Earnings are below expectations and have been for some time. Some of these companies may be bailout candidates, which would leave equity holders with no value. Demand for autos is down (15)% due to a weak economy and weakening real estate market.

Demand is also hurt by weakening employment. The recent credit crunch is crippling to auto sales, and this has a trickle-down effect throughout the industry.

Furthermore, there is a slowdown of SUV sales, which are 55% of sales (cars are 45%). Imports have also been more competitive, as they tend to have better gas mileage. Costs for domestic producers is much higher than seen for foreign producers, and this is creating a loss of market share in the US by US producers.

The presence of unions has led to costs being much higher than seen in other countries. Pricing averages (2)% in this sector annually. Incentives are increasing as the industry is trying to increase sales. Overcapacity is about 20% in this sector. Pension deficits are rising due to a weak stock market, lower interest rates and less pension funding.

Auto sales were very weak in February, but this is a continuation of an ongoing trend. Overall sales are down 41% and were the worst since 1981. The average incentive was $2900, which is up 8% and was unable to stimulate sales. Ford ( F - Analyst Report ) sales were off 50%, mainly due to a tired product line and weak F-series sales. GM ( GM - Analyst Report ) sales were down 53%, with weakness in the SUV part of the product line. Chrysler sales were down 44%, even with average incentives of $5,500, which is 20% of the price of a car.
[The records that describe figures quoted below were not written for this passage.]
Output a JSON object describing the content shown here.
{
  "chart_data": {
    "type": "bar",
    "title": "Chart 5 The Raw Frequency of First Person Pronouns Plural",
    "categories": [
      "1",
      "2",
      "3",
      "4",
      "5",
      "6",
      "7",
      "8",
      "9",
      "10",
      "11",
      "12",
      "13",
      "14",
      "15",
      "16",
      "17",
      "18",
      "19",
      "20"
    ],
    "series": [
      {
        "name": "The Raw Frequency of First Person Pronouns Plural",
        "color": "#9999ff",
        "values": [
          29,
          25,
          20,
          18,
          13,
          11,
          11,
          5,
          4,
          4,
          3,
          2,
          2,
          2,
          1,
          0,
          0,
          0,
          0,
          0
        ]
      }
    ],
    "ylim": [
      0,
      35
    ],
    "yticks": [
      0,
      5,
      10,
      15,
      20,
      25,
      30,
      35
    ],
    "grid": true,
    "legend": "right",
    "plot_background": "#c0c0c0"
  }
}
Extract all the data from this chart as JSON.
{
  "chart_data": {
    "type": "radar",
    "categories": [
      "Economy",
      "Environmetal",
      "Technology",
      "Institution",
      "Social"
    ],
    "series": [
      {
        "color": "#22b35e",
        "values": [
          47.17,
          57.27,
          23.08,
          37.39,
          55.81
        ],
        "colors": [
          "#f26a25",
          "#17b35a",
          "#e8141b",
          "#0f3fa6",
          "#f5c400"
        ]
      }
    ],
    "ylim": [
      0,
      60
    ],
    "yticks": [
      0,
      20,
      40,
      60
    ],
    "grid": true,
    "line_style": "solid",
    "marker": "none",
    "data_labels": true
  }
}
Honda ( HMC - Analyst Report ) sales were off 38%, which is 3% higher that the market and shows why they are the best of the "Big-4" automakers (Honda sources more of its content from the USA than even Chrysler). Nissan ( NSANY ) sales were down 37%. Toyota ( TM - Analyst Report ) sales were off 40%. We suspect sales were weak in the SUV part of the product line. Hyundai continued to buck the trend and had flat sales, which implies that their "return your car if you lose your job" program is having huge success.

BUY/SELL RATINGS

Autoliv (ALV) is a Sell due to the slowdown in the auto market and weak pricing. AutoNation (AN) is a Sell due the slowdown in the auto market and exposure to California. American Axle and Manufacturing (AXL) is a sell due to the slowdown in the auto market and costs related to the new UAW agreement.

Ford and General Motors are Sells and bailout candidates that need major restructuring. CarMax (KMX) is a Sell due the weak auto market and falling prices. Lear (LEA) is a bankruptcy candidate. TRW Automotive (TRW) is a Sell due to the weak auto market.